主要エンドポイントは、階層的複合アウトカムで、追跡1年時点の全死因死亡または三尖弁置換術、心不全による入院、カンザスシティ心筋症質問票(KCCQ)スコア(範囲0~100、高スコアほどQOL良好を示す)で示されるQOL改善(スコアが15ポイント以上増加と定義)などだった。
三尖弁逆流症の重症度と安全性についても評価した。
Finkelstein-Schoenfeld法でTEER群のWin比は1.48
被験者350例は、平均年齢78歳、女性54.9%だった。
主要エンドポイントは、TEER群がより良好であることを示すもので、Finkelstein-Schoenfeld法によるWin比は1.48だった(95%信頼区間[CI]:1.06~2.13、p=0.02)。死亡または三尖弁置換術、心不全による入院の発生率はいずれも、両群で差があるようにはみられなかった。

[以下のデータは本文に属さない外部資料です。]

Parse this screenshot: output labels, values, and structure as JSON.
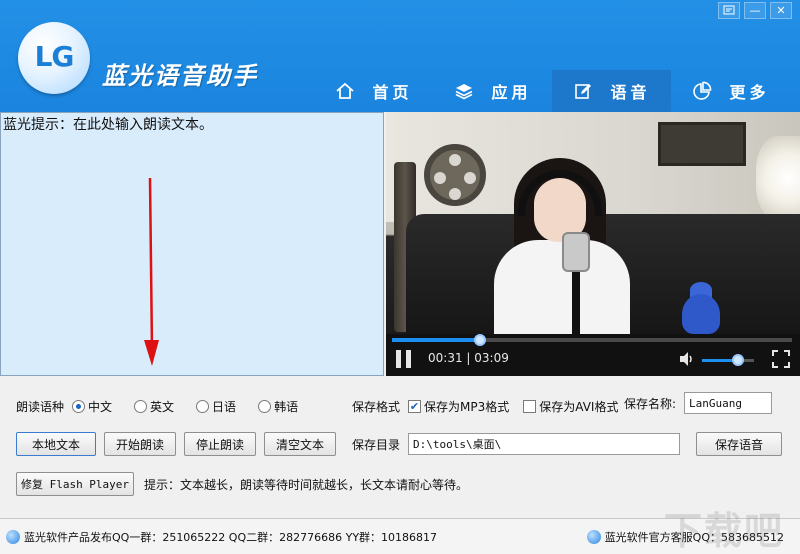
{
  "app": {
    "logo_text": "LG",
    "title": "蓝光语音助手"
  },
  "window": {
    "settings_icon": "settings-icon",
    "minimize_label": "—",
    "close_label": "✕"
  },
  "nav": [
    {
      "label": "首页",
      "icon": "home-icon",
      "active": false
    },
    {
      "label": "应用",
      "icon": "layers-icon",
      "active": false
    },
    {
      "label": "语音",
      "icon": "edit-icon",
      "active": true
    },
    {
      "label": "更多",
      "icon": "pie-chart-icon",
      "active": false
    }
  ],
  "editor": {
    "hint_text": "蓝光提示：在此处输入朗读文本。"
  },
  "video": {
    "time_current": "00:31",
    "time_total": "03:09",
    "progress": 0.22,
    "volume": 0.7
  },
  "panel": {
    "voice_label": "朗读语种",
    "voices": [
      "中文",
      "英文",
      "日语",
      "韩语"
    ],
    "voice_selected": "中文",
    "buttons": {
      "local_text": "本地文本",
      "start_reading": "开始朗读",
      "stop_reading": "停止朗读",
      "clear_text": "清空文本",
      "fix_flash": "修复 Flash Player",
      "save_voice": "保存语音"
    },
    "save_format_label": "保存格式",
    "format_mp3": "保存为MP3格式",
    "format_mp3_checked": true,
    "format_avi": "保存为AVI格式",
    "format_avi_checked": false,
    "save_name_label": "保存名称:",
    "save_name_value": "LanGuang",
    "save_dir_label": "保存目录",
    "save_dir_value": "D:\\tools\\桌面\\",
    "tip_text": "提示：文本越长，朗读等待时间就越长，长文本请耐心等待。"
  },
  "status": {
    "left_text": "蓝光软件产品发布QQ一群：251065222 QQ二群：282776686 YY群：10186817",
    "right_text": "蓝光软件官方客服QQ：583685512"
  },
  "watermark": "下载吧"
}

KCCQ・QOLスコアの平均変化幅は、対照群0.6±1.8ポイントに対し、TEER群では12.3±1.8ポイントで有意差が認められた(p<0.001)。
30日時点で、三尖弁逆流症の中等度以上の症状が認められなかった患者の割合は、対照群では4.8%だったのに対し、TEER群では87.0%だった(p<0.001)。
30日時点で重大有害事象が報告されなかったTEER群の患者の割合は98.3%であり、TEERは安全であることが認められた。